Biocompatibility was evaluated using cell viability assays with L-929 mouse fibroblast cells. Cells exposed to leachates from PDA-encapsulated films maintained 84.3% viability after 5 hours of immersion, compared to 57.6% for the control. Fluorescence imaging revealed predominantly green cells (live) for encapsulated samples and extensive red staining (dead) for the control, underscoring the role of PDA in reducing lead toxicity. These results align with the chemical encapsulation mechanism, where amino groups chelate Pb²⁺ ions, preventing their release into the environment. The combination of defect passivation, lead immobilization, and hydrophobicity makes PDA a superior encapsulant for perovskite solar cells. The following equation describes the relationship between trap-filled limit voltage and defect density in SCLC measurements:
$$ V_{TFL} = \frac{e N_t L^2}{2 \epsilon \epsilon_0} $$
where \( e \) is the elementary charge, \( N_t \) is the trap density, \( L \) is the film thickness, \( \epsilon \) is the dielectric constant, and \( \epsilon_0 \) is the vacuum permittivity. The reduction in \( V_{TFL} \) and \( N_t \) for encapsulated devices highlights the efficacy of biopolymers in mitigating defects. Furthermore, the built-in potential \( V_{bi} \) from Mott-Schottky analysis is given by:
$$ \frac{1}{C^2} = \frac{2}{A^2 e \epsilon \epsilon_0 N_A} (V_{bi} – V) $$
where \( C \) is capacitance, \( A \) is area, \( N_A \) is acceptor density, and \( V \) is applied voltage. The increased \( V_{bi} \) in encapsulated devices promotes efficient carrier collection. Additionally, the ion migration current density \( J_{ion} \) under bias can be modeled as:
$$ J_{ion} = J_0 \exp\left(-\frac{E_a}{kT}\right) $$
where \( J_0 \) is pre-exponential factor, \( E_a \) is activation energy, \( k \) is Boltzmann constant, and \( T \) is temperature. The lower \( J_{ion} \) in encapsulated devices indicates reduced ion mobility due to defect passivation.

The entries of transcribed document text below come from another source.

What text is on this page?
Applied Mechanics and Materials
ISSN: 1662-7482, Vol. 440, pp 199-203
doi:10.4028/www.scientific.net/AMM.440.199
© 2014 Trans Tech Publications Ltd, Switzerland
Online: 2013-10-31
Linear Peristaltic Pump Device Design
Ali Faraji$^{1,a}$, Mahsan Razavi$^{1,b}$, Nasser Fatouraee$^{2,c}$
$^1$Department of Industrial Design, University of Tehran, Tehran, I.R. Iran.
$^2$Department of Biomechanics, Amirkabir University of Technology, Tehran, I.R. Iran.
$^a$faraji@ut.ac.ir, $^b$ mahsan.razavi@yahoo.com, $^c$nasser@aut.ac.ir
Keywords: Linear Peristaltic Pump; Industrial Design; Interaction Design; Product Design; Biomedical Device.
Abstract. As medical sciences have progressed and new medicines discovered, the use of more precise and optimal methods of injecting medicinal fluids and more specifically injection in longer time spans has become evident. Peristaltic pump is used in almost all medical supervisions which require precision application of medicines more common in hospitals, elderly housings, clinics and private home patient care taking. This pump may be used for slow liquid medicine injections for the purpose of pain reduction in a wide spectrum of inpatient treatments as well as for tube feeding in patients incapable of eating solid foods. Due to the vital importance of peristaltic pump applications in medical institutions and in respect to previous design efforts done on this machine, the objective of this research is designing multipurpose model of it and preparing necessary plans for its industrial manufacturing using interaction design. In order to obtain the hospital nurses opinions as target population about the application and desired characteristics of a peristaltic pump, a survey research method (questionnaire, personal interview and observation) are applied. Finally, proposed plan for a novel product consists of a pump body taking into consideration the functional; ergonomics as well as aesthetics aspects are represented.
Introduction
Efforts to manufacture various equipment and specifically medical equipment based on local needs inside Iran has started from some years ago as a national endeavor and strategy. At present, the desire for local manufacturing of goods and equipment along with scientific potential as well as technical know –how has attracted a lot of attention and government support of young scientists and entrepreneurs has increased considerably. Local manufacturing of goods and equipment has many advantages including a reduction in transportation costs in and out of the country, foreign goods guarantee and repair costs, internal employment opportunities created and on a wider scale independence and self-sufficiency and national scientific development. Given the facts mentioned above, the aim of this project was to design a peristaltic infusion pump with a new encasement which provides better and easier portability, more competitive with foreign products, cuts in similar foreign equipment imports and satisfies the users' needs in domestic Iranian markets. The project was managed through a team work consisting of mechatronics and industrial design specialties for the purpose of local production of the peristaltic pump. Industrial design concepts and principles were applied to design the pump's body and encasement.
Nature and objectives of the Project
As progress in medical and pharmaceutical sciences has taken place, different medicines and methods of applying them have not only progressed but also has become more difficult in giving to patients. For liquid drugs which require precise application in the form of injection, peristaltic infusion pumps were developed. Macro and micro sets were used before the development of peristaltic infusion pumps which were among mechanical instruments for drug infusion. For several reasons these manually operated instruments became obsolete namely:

In conclusion, our study demonstrates that internal encapsulation with PDA and chitosan significantly enhances the efficiency, stability, and environmental safety of perovskite solar cells. The biopolymers improve perovskite crystallization, reduce defect densities, and suppress non-radiative recombination, leading to a PCE of 24.09% for PDA-encapsulated devices. Moreover, they effectively minimize lead leakage to 7.2 mg/L under acidic conditions and maintain 87.6% of initial PCE after 500 hours at 85% RH. Cell viability tests confirm the biocompatibility of encapsulated films, addressing toxicity concerns. This strategy offers a scalable, cost-effective, and sustainable path toward commercializing perovskite solar cells, overcoming key challenges in stability and environmental impact. Future work will focus on optimizing the encapsulation process for large-area modules and exploring other bio-based materials to further advance the green manufacturing of perovskite solar cells.